Estréia
na direção do ator Kim Rossi Stuart, o filme lida de
forma direta com a figura do ator. É um filme sobre
captar universos particulares, habitados por estas pessoas.
Ainda assim é capaz de fugir do clichê do filme-de-ator,
sem ser teatral e muito menos sem carecer de imaginação
para criar imagens. É verdade que ele adota uma mise-en-scène
livre de amarras, sem um rigor explícito, que permite
aos atores caminhar livremente em cena. Mas o que verdadeiramente
destaca é sua dedicação em captar, com cumplicidade
máxima, os personagens que filma. Centrado em torno
de uma família que tenta seguir suas vidas após o abandono
da mãe, Stuart mergulha neste universo onde dois filhos
pré-adolescentes precisam ajudar seu pai a continuar.
O filme é munido de uma harmonia invejável, que no início
chega a ser confundível com histeria. Aos poucos ele
acerta seu tom, e começa a traçar seus caminhos.
Dentro de um universo claramente masculino, Stuart não
dá muito espaço para a filha de seu personagem, retratada
com carinho, mas com certa distância. Suas emoções não
evoluem como as de pai e filho, sendo geralmente bem
diretas. E por mais que o pai seja peça chave e um personagem
nada simples, o ser que guia e dá alma à obra é o garoto.
É a partir de seu olhar, desde o começo, que tudo se
desenvolve. A partir de uma atuação verdadeiramente
física de Alessandro Morace, que exibe poucos pensamentos
e foge por completo das caretices de muitos atores mirins,
Stuart vai construindo aos poucos o painel familiar.
Depois de uma primeira meia-hora em que se sente que
tudo parece tranqüilo com aqueles personagens e sua
trajetória, ele sacode aquele universo ao trazer de
volta o personagem da mãe. Se a explosão inicial contra
ela é do pai e marido traído e abandonado, é do filho
que vêm a resistência em lhe permitir uma segunda chance.
É nesse momento que Kim Rossi Stuart começa seu mergulho
mais aberto num certo espírito absolutamente italiano
de cinema. Sem alterar aquilo que vinha estruturando
até ali, à medida que o garoto vai se afastando e entrando
em seu universo particular que pretende excluir sua
mãe, fica clara a cumplicidade entre cineasta e personagem.

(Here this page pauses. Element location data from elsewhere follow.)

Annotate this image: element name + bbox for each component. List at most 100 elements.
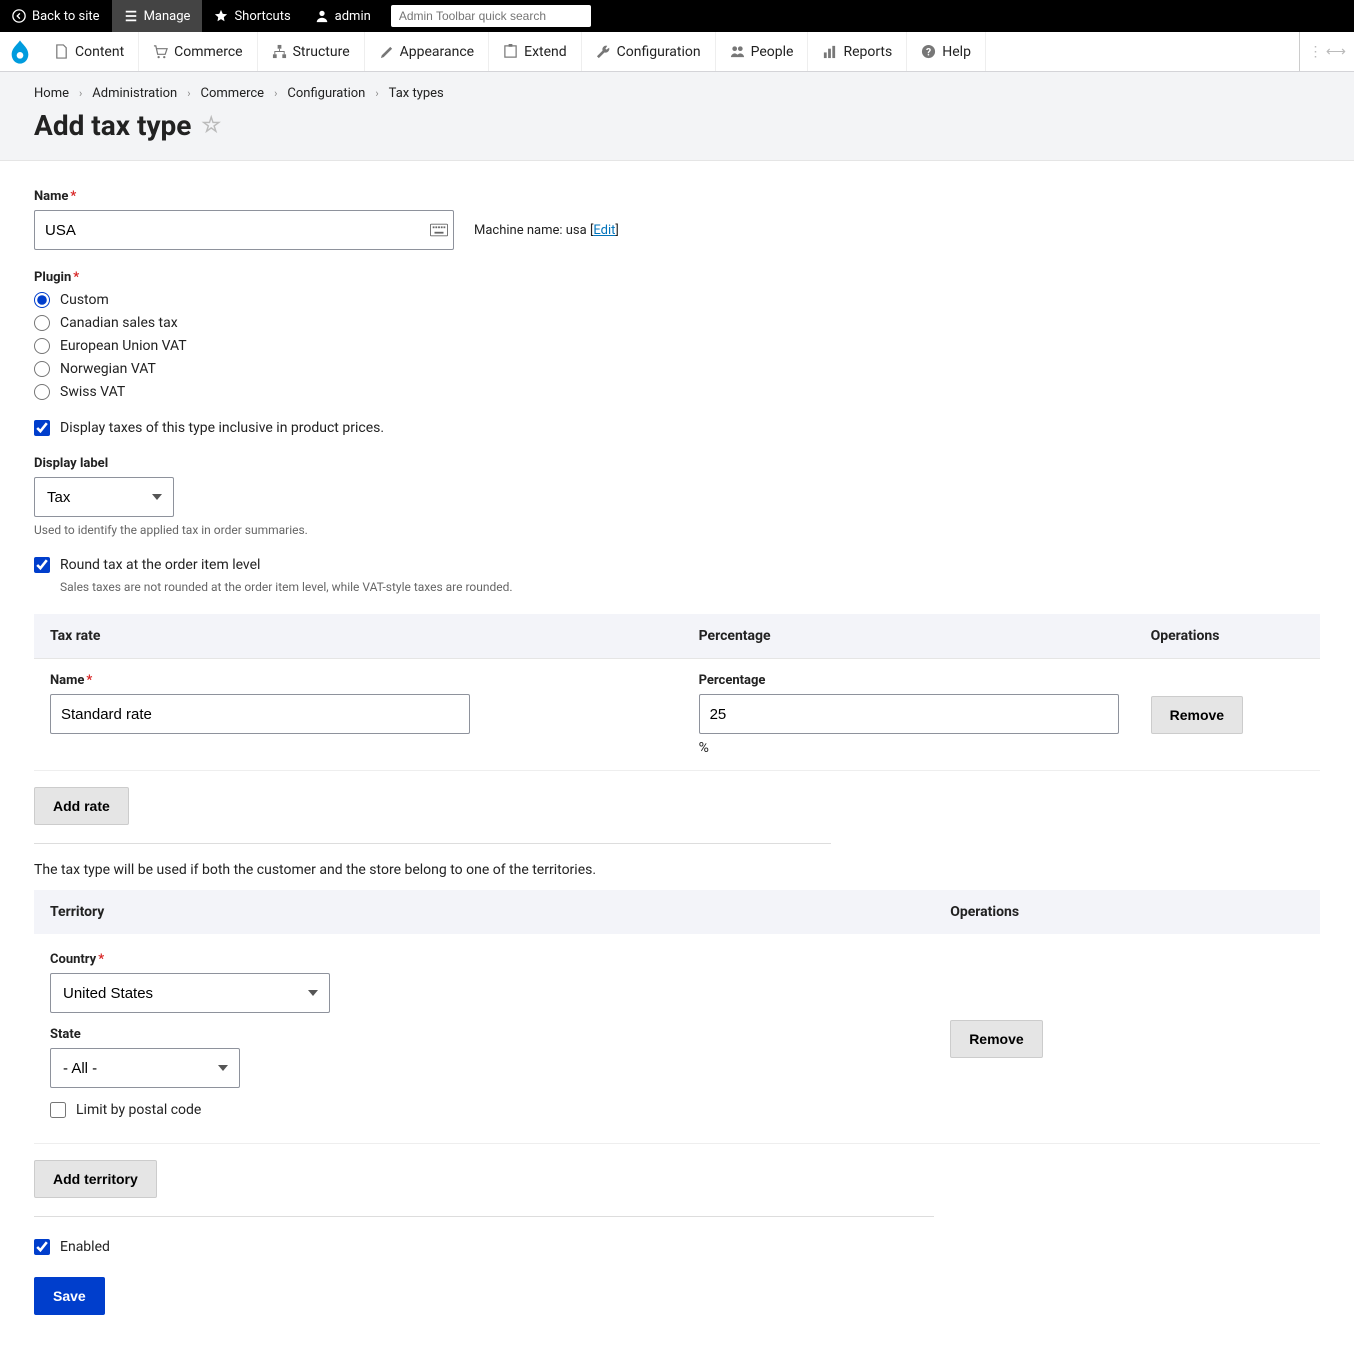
menu-structure-label: Structure xyxy=(293,44,350,60)
field-display-inclusive: Display taxes of this type inclusive in … xyxy=(34,420,1320,436)
crumb-admin[interactable]: Administration xyxy=(92,86,177,101)
admin-toolbar-search[interactable] xyxy=(391,5,591,27)
menu-commerce[interactable]: Commerce xyxy=(139,32,257,71)
enabled-checkbox[interactable] xyxy=(34,1239,50,1255)
crumb-taxtypes[interactable]: Tax types xyxy=(389,86,444,101)
add-rate-button[interactable]: Add rate xyxy=(34,787,129,825)
field-round: Round tax at the order item level Sales … xyxy=(34,557,1320,594)
help-icon: ? xyxy=(921,44,936,59)
th-percentage: Percentage xyxy=(683,614,1135,659)
tax-rate-table: Tax rate Percentage Operations Name* Per… xyxy=(34,614,1320,771)
menu-structure[interactable]: Structure xyxy=(258,32,365,71)
shortcuts-toggle[interactable]: Shortcuts xyxy=(202,0,302,32)
rate-remove-button[interactable]: Remove xyxy=(1151,696,1243,734)
th-taxrate: Tax rate xyxy=(34,614,683,659)
chevron-right-icon: › xyxy=(369,87,384,100)
save-button[interactable]: Save xyxy=(34,1277,105,1315)
th-territory-ops: Operations xyxy=(934,890,1320,934)
drupal-logo[interactable] xyxy=(0,32,40,71)
menu-content[interactable]: Content xyxy=(40,32,139,71)
crumb-config[interactable]: Configuration xyxy=(287,86,365,101)
menu-icon xyxy=(124,9,138,23)
breadcrumb: Home › Administration › Commerce › Confi… xyxy=(34,86,1320,101)
rate-name-label: Name* xyxy=(50,673,667,688)
limit-postal-checkbox[interactable] xyxy=(50,1102,66,1118)
territory-remove-button[interactable]: Remove xyxy=(950,1020,1042,1058)
chevron-right-icon: › xyxy=(73,87,88,100)
page-title-text: Add tax type xyxy=(34,109,191,142)
toolbar-edge[interactable]: ⋮ ⟷ xyxy=(1299,32,1354,71)
page-title: Add tax type ☆ xyxy=(34,109,1320,142)
add-territory-button[interactable]: Add territory xyxy=(34,1160,157,1198)
machine-edit-link[interactable]: Edit xyxy=(593,223,615,238)
territory-table: Territory Operations Country* United Sta… xyxy=(34,890,1320,1144)
sitemap-icon xyxy=(272,44,287,59)
field-display-label: Display label Tax Used to identify the a… xyxy=(34,456,1320,537)
rate-pct-input[interactable] xyxy=(699,694,1119,734)
plugin-swiss-label: Swiss VAT xyxy=(60,384,125,400)
plugin-swiss-radio[interactable] xyxy=(34,384,50,400)
menu-help-label: Help xyxy=(942,44,971,60)
back-to-site[interactable]: Back to site xyxy=(0,0,112,32)
th-operations: Operations xyxy=(1135,614,1320,659)
wrench-icon xyxy=(596,44,611,59)
display-inclusive-checkbox[interactable] xyxy=(34,420,50,436)
plugin-eu-radio[interactable] xyxy=(34,338,50,354)
star-outline-icon[interactable]: ☆ xyxy=(201,113,221,138)
back-label: Back to site xyxy=(32,9,100,24)
user-toggle[interactable]: admin xyxy=(303,0,383,32)
plugin-canadian-radio[interactable] xyxy=(34,315,50,331)
crumb-home[interactable]: Home xyxy=(34,86,69,101)
territory-hint: The tax type will be used if both the cu… xyxy=(34,862,1320,878)
round-checkbox[interactable] xyxy=(34,557,50,573)
menu-configuration[interactable]: Configuration xyxy=(582,32,716,71)
state-label: State xyxy=(50,1027,918,1042)
plugin-norwegian-radio[interactable] xyxy=(34,361,50,377)
rate-name-input[interactable] xyxy=(50,694,470,734)
paint-icon xyxy=(379,44,394,59)
th-territory: Territory xyxy=(34,890,934,934)
round-label: Round tax at the order item level xyxy=(60,557,260,573)
plugin-custom-label: Custom xyxy=(60,292,109,308)
menu-people-label: People xyxy=(751,44,794,60)
field-plugin: Plugin* Custom Canadian sales tax Europe… xyxy=(34,270,1320,400)
country-select[interactable]: United States xyxy=(50,973,330,1013)
region-header: Home › Administration › Commerce › Confi… xyxy=(0,72,1354,161)
name-input[interactable] xyxy=(34,210,454,250)
display-label-help: Used to identify the applied tax in orde… xyxy=(34,523,1320,537)
people-icon xyxy=(730,44,745,59)
menu-reports[interactable]: Reports xyxy=(808,32,907,71)
country-label: Country* xyxy=(50,952,918,967)
plugin-norwegian-label: Norwegian VAT xyxy=(60,361,156,377)
star-filled-icon xyxy=(214,9,228,23)
chart-icon xyxy=(822,44,837,59)
manage-toggle[interactable]: Manage xyxy=(112,0,203,32)
crumb-commerce[interactable]: Commerce xyxy=(201,86,265,101)
plugin-label: Plugin* xyxy=(34,270,1320,285)
plugin-custom-radio[interactable] xyxy=(34,292,50,308)
pct-symbol: % xyxy=(699,740,1119,756)
menu-appearance-label: Appearance xyxy=(400,44,474,60)
state-select[interactable]: - All - xyxy=(50,1048,240,1088)
plugin-eu-label: European Union VAT xyxy=(60,338,187,354)
menu-help[interactable]: ? Help xyxy=(907,32,986,71)
rate-pct-label: Percentage xyxy=(699,673,1119,688)
machine-name: Machine name: usa [Edit] xyxy=(474,223,619,238)
menu-configuration-label: Configuration xyxy=(617,44,701,60)
menu-people[interactable]: People xyxy=(716,32,809,71)
display-label-label: Display label xyxy=(34,456,1320,471)
display-label-select[interactable]: Tax xyxy=(34,477,174,517)
shortcuts-label: Shortcuts xyxy=(234,9,290,24)
menu-extend[interactable]: Extend xyxy=(489,32,582,71)
manage-label: Manage xyxy=(144,9,191,24)
plugin-canadian-label: Canadian sales tax xyxy=(60,315,178,331)
limit-postal-label: Limit by postal code xyxy=(76,1102,201,1118)
tax-rate-row: Name* Percentage % Remove xyxy=(34,659,1320,771)
enabled-label: Enabled xyxy=(60,1239,110,1255)
menu-appearance[interactable]: Appearance xyxy=(365,32,489,71)
main-form: Name* Machine name: usa [Edit] Plugin* C… xyxy=(0,161,1354,1355)
territory-row: Country* United States State - All - Li xyxy=(34,934,1320,1144)
drupal-icon xyxy=(10,40,30,64)
back-icon xyxy=(12,9,26,23)
name-label: Name* xyxy=(34,189,1320,204)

O garoto tenta se auto-excluir da família, se prendendo
em seus rituais diários. Sua amizade com um garoto rico
que vai morar em seu apartamento é também outro ponto
forte, o mundo afetado e irreal em que vivem, sem o
filme ter o menor pudor em mostrar que o garoto que
vive a princípio num mundo perfeito será muito mais
problemático que nosso protagonista vindo de uma família
disfuncional. O personagem da mãe é o mais ambíguo,
seu desejo de fazer parte da família é claramente sincero,
mas sua incapacidade é ainda mais implacável. Quando
finalmente mãe e filho parecem reatar uma relação, ela
some.
É quando tudo indicava que cairíamos na obviedade e
que o flerte com o melodrama poderia desandar. No entanto,
mais uma vez Stuart mostra-se capaz de conduzir o filme
com a maior das seguranças. Seus personagens entram
em crise, as principais tensões estouram, e tudo continua
a fazer todo o sentido. Stuart entende o ator no cinema,
sabe captá-lo sem o tornar um problema, encontra o espaço
exato onde eles se tornam a alma do filme. A fala da
língua italiana é também uma questão, em sua forma cotidiana,
mais um ponto que Stuart parece trabalhar com cuidado
junto aos atores.
São inúmeros os momentos de grande força no filme, sempre
ressaltados por uma montagem simples e exata. Stuart
capta a intimidade com raro talento, como se vê em seqüências
como a em que após perder uma aposta, irmã e prima têm
de deixar o garoto tocá-las nuas. O cineasta não se
permite uma delicadeza em excesso, mas evita com tranqüilidade
a grosseria. Grosseria que assume em diversos momentos
sem medo, o que retoma a questão de ser um filme obviamente
masculino, cheio de explosões dos personagens. Duas
cenas de encenação primorosa fecham o filme: a reconciliação
entre pai e filho, feita quase à base de silêncio numa
noite escura, ao perguntar de "você está bem?";; e seu
último plano, onde o garoto lê a carta da mãe em que
ela diz que ele é o único homem de sua vida. São esses
momentos de intimidade máxima, com um senso de colocação
rara entre câmera e personagens, que fazem desta estréia
de Kim Rossi Stuart um grande filme.